Les guerres claniques et fratricides de la psychanalyse, ce pharisaïsme confondant morale et éthique, les atermoiements théoriques remâchant inlassablement les mêmes préceptes n’ont pas leur place dans les lignes de Julia Kristeva. L’influence du monde extérieur sur l’analyste est plus que reconnue : elle est traitée. Julia Kristeva affirme d’ailleurs qu’"Il nous manque une anthropologie de la psychologie nationale et, plus largement, une anthropologie religieuse. Si elle existait, elle pourrait préparer, par-delà la reconstruction économique indispensable, l’avènement d’une civilisation recomposée". Son ouverture sur l’ensemble des sciences humaines et sociales, sur l’art, sur la littérature et sur toute production humaine fait d’elle plus qu’un exemple d’honnêteté intellectuelle : un espoir pour le devenir psychanalytique et, irais-je jusqu’à dire, pour la pensée humaine dans sa plus large acception.

Espoir d’une réinvention perpétuelle, non seulement de l’héritage freudien mais de tout le champ psychanalytique. Espoir d’une plus grande lucidité quant aux crises, aux bouleversements qui marquent nos sociétés et qui témoignent d’une mutation civilisationnelle qu’il est indispensable de considérer, d’appréhender pour ne pas finir par en devenir victime. Un espoir impératif de donner naissance à un nouvel humanisme centré sur le sujet, le seul capable d’endiguer la menace que représentent l’extrême droite, l’islamophobie, l’antisémitisme, le racisme, toutes ces violences qui apparaissent comme autant de manifestations de ce déni du langage hypermoderne, cette hémorragie du sens où ne saigne plus que notre idéal, drainant jusqu’à notre "besoin de croire", jusqu’à notre propre nature.
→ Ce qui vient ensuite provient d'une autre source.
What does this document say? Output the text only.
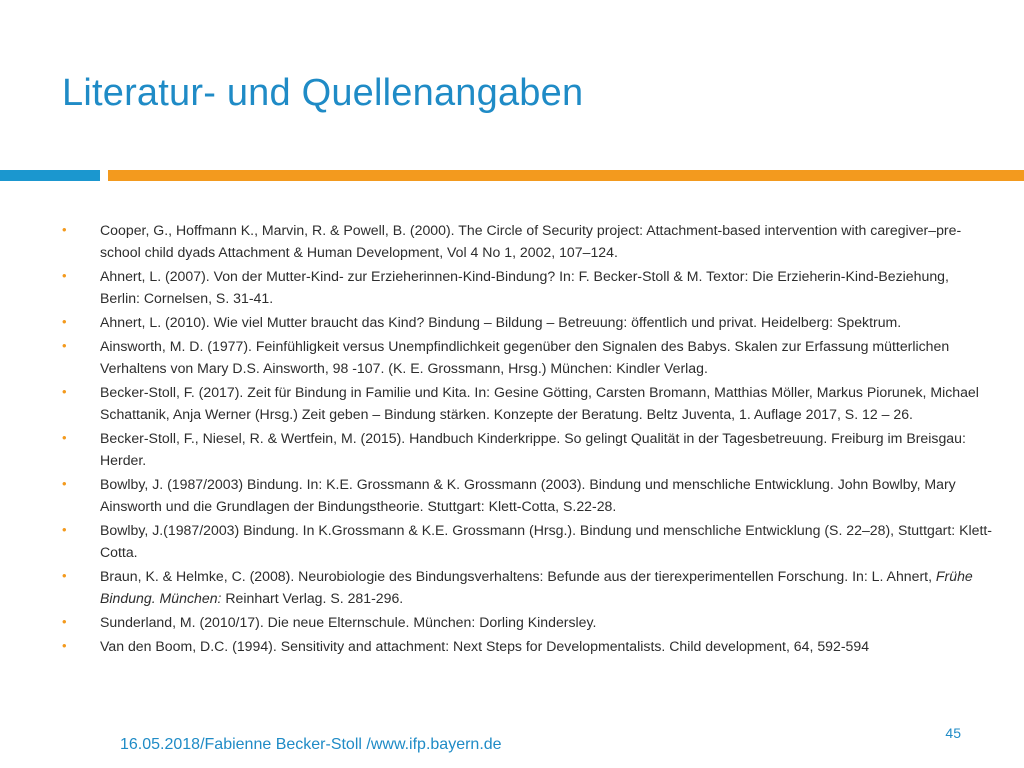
Literatur- und Quellenangaben
• Cooper, G., Hoffmann K., Marvin, R. & Powell, B. (2000). The Circle of Security project: Attachment-based intervention with caregiver–pre-school child dyads Attachment & Human Development, Vol 4 No 1, 2002, 107–124.
• Ahnert, L. (2007). Von der Mutter-Kind- zur Erzieherinnen-Kind-Bindung? In: F. Becker-Stoll & M. Textor: Die Erzieherin-Kind-Beziehung, Berlin: Cornelsen, S. 31-41.
• Ahnert, L. (2010). Wie viel Mutter braucht das Kind? Bindung – Bildung – Betreuung: öffentlich und privat. Heidelberg: Spektrum.
• Ainsworth, M. D. (1977). Feinfühligkeit versus Unempfindlichkeit gegenüber den Signalen des Babys. Skalen zur Erfassung mütterlichen Verhaltens von Mary D.S. Ainsworth, 98 -107. (K. E. Grossmann, Hrsg.) München: Kindler Verlag.
• Becker-Stoll, F. (2017). Zeit für Bindung in Familie und Kita. In: Gesine Götting, Carsten Bromann, Matthias Möller, Markus Piorunek, Michael Schattanik, Anja Werner (Hrsg.) Zeit geben – Bindung stärken. Konzepte der Beratung. Beltz Juventa, 1. Auflage 2017, S. 12 – 26.
• Becker-Stoll, F., Niesel, R. & Wertfein, M. (2015). Handbuch Kinderkrippe. So gelingt Qualität in der Tagesbetreuung. Freiburg im Breisgau: Herder.
• Bowlby, J. (1987/2003) Bindung. In: K.E. Grossmann & K. Grossmann (2003). Bindung und menschliche Entwicklung. John Bowlby, Mary Ainsworth und die Grundlagen der Bindungstheorie. Stuttgart: Klett-Cotta, S.22-28.
• Bowlby, J.(1987/2003) Bindung. In K.Grossmann & K.E. Grossmann (Hrsg.). Bindung und menschliche Entwicklung (S. 22–28), Stuttgart: Klett-Cotta.
• Braun, K. & Helmke, C. (2008). Neurobiologie des Bindungsverhaltens: Befunde aus der tierexperimentellen Forschung. In: L. Ahnert, Frühe Bindung. München: Reinhart Verlag. S. 281-296.
• Sunderland, M. (2010/17). Die neue Elternschule. München: Dorling Kindersley.
• Van den Boom, D.C. (1994). Sensitivity and attachment: Next Steps for Developmentalists. Child development, 64, 592-594
16.05.2018/Fabienne Becker-Stoll /www.ifp.bayern.de
45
De cette actuelle et déstabilisante hybridation du narcissisme et du nihilisme ne naît que le vide ou la haine. D’où l’émergence d’une certaine forme de pessimisme sous la plume de Julia Kristeva, qui n’épargne ni l’angoisse, ni le chaos qui menace l’individu, le Verbe, l’Europe, la définition même de l’Humanité telle que nous la concevons. Mais un "pessimisme énergique". Vivant et lucide. Un pessimisme beau où s’origine bien plus qu’une leçon de vie : un mode d’existence ouvert, une spiritualité. "Vous dites ’spiritualité’ ? Je réponds : ’Je me voyage’."

Ces réflexions sur la refonte d’un nouvel humanisme sont au cœur de "Pulsions du temps". Nous suivons avec Julia Kristeva le parcours effectué par sa génération autour de la phénoménologie, en passant par le marxisme, le freudisme, la linguistique, le structuralisme et la psychanalyse pour aboutir à cette remise en question de la nature même de l’être humain. Comme elle l’écrivait récemment dans "La Revue des deux Mondes" : "J’entends par ’humanisme’ un travail infini, exorbitant et de longue haleine, de ’transvaluation des valeurs’, dans le sens que Nietzsche donnait à ces mots. Il s’agit en effet de prendre au sérieux la crise qui secoue le monde et qui, loin d’être seulement économique, politique et sociale, est une crise existentielle qui nous confronte à l’inconnue majeure : qu’est-ce qu’un homme ? Qu’est-ce qu’une femme ?". Comment en douter encore ? La crise n’est pas qu’économique ; elle est aussi "une crise des identités sexuelles, ethniques, raciales, nationales, religieuses, familiales...". Une crise spirituelle majeure. Les prodromes d’un autre être au monde.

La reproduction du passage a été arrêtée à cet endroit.